What does it take to stop an epileptic seizure? For Colby Beaulieu, it’s taken the best that modern medicine has to offer, along with a doctor who just won’t quit.
Colby, a fun-loving first-grader, was born May 30, 2001, with blond hair, bright blue eyes, and a malfunctioning tumor-suppressor gene. As a result, his brain is riddled with benign tumors—53 of them. His resourceful nervous system has learned to live with most of them. But the tumors along one side of his brain irritate critical tissue, causing seizures when he’s asleep.
The seizures started when Colby was 9 months old. After two misdiagnoses, his parents, Candy and Chad Beaulieu, took him to the University of Minnesota, where pediatric neurologist Lawrence Charnas, M.D., Ph.D., quickly diagnosed tuberous sclerosis, a rare genetic disorder.
“Dr. Charnas looked at the MRI and asked a couple of questions, and within 30 seconds he knew what was wrong,” Candy says.
Charnas put Colby on medication to control the seizures, but it hindered his ability to learn to walk and talk like other kids his age. After learning that the tumors likely couldn’t be removed without permanently harming Colby’s motor function, the Beaulieus decided to try vagal nerve stimulation (VNS). This FDA-approved therapy involves implanting an electrode that every few minutes gives a tiny jolt to a nerve running up the front of the neck. Colby’s seizures stopped for a full, medication-free, year.
Unfortunately, in November 2003, they started up again—with a vengeance. At first it was two or three seizures a night. Then Colby started to get cluster seizures, dozens one right after another.
Fortunately, Charnas could offer another option. Last April Colby started on levetiracetam, a novel medication that University of Minnesota epilepsy researcher Ilo Leppik, M.D., helped develop a decade ago. Colby had tried the drug before the VNS implant without success. But this time it worked like a charm: Colby hasn’t had a seizure since.

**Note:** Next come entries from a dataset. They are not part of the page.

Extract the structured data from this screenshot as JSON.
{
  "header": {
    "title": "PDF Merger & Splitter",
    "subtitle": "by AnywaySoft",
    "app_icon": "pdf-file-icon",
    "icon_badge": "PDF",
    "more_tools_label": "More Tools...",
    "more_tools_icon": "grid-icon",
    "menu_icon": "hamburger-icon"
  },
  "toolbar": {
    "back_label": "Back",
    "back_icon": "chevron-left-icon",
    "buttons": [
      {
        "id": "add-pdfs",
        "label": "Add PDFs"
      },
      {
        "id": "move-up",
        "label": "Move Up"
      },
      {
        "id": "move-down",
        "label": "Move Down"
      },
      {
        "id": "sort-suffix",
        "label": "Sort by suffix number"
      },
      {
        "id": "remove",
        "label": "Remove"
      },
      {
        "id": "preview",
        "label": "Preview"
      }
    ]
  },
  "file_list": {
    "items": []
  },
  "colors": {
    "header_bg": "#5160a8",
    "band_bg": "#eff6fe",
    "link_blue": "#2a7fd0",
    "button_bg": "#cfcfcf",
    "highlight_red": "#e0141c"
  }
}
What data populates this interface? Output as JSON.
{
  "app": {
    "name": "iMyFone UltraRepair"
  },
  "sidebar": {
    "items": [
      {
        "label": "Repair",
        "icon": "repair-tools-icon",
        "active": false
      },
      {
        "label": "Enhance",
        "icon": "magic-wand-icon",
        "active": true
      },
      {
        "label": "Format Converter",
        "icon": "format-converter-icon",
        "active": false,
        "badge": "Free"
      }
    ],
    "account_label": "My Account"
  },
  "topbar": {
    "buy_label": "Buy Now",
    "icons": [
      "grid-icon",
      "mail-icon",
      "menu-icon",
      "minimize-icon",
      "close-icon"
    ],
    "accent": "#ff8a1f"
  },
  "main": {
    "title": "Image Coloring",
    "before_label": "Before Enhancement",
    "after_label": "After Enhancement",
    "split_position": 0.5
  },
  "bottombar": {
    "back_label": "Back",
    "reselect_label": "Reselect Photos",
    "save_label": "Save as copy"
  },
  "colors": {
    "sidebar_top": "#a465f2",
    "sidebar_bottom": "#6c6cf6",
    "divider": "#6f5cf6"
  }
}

The challenges aren’t over for Colby. Tuberous sclerosis affects other organs besides the brain, so many of his days involve doctors, and Charnas will continue to monitor brain involvement.
But for now things are looking good, thanks to years of discovery leading to new ways to treat epilepsy—and a doctor who just won’t quit.
“It’s been a long road,” Candy says. “But we’re in the right place. And that’s what’s important.”